My godson, Daniel, was coming along on the guitar. He was about 15 at the time, and taking lessons from Scott Miller at Harry's Guitar Shop in Raleigh. When I picked him up after the lesson one afternoon, we wandered through the showroom, and there was a black, Les Paul Gibson electric guitar, hanging royally on the wall.
There are a multitude of great guitars, of course, but the Les Paul has a fame about it like no other. Not because it is the most expensive, it's not, but because Les Paul was the inventor of the solid-body electric guitar. Paul died Thursday, only weeks after his usual gig at a New York City jazz club. He was 94 years old.

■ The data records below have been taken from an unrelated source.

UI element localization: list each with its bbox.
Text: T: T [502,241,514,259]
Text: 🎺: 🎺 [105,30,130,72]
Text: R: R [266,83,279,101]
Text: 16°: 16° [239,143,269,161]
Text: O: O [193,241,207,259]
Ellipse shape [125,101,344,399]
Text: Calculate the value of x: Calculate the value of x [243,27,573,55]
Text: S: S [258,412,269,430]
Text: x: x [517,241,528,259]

In the guitar world, someone is a "player," or not. As best I can determine, being a player means you can sit down with just about any group and keep up, that you have a certain competence for a variety of music. I started taking lessons about the same time Daniel did, though acoustic is my music of choice, as opposed to Dan's fondness for rock 'n' roll. Dan became a player. I'm still working on it.
Les Paul was a player's player. He could keep up with the craziest rockers in the world, or with the incomparable Chet Atkins. And even though his "tinkering" had produced a revolutionary instrument, he continued working on it, and other projects. He had a curiosity about him, and a determination that only the great inventors have.
On that day after the lesson at Harry's, I promised Daniel that if he kept practicing, and Scott determined that he was ready for a professional instrument, he would have that Les Paul. He did, Scott did, and he does. What a beautiful thing it is, and it's the one Daniel prefers to be in family pictures. He can really "make it talk," as Bruce Springsteen says, and sometimes indulges me by playing something I actually recognize.
Dan's nephew, 2-year-old Ayden, stared hitting the guitar strings and smiling broadly when he was 12 or 13 months old. He has a toy guitar he likes, and has developed a sense of timing and notes. I think he may wind up a player.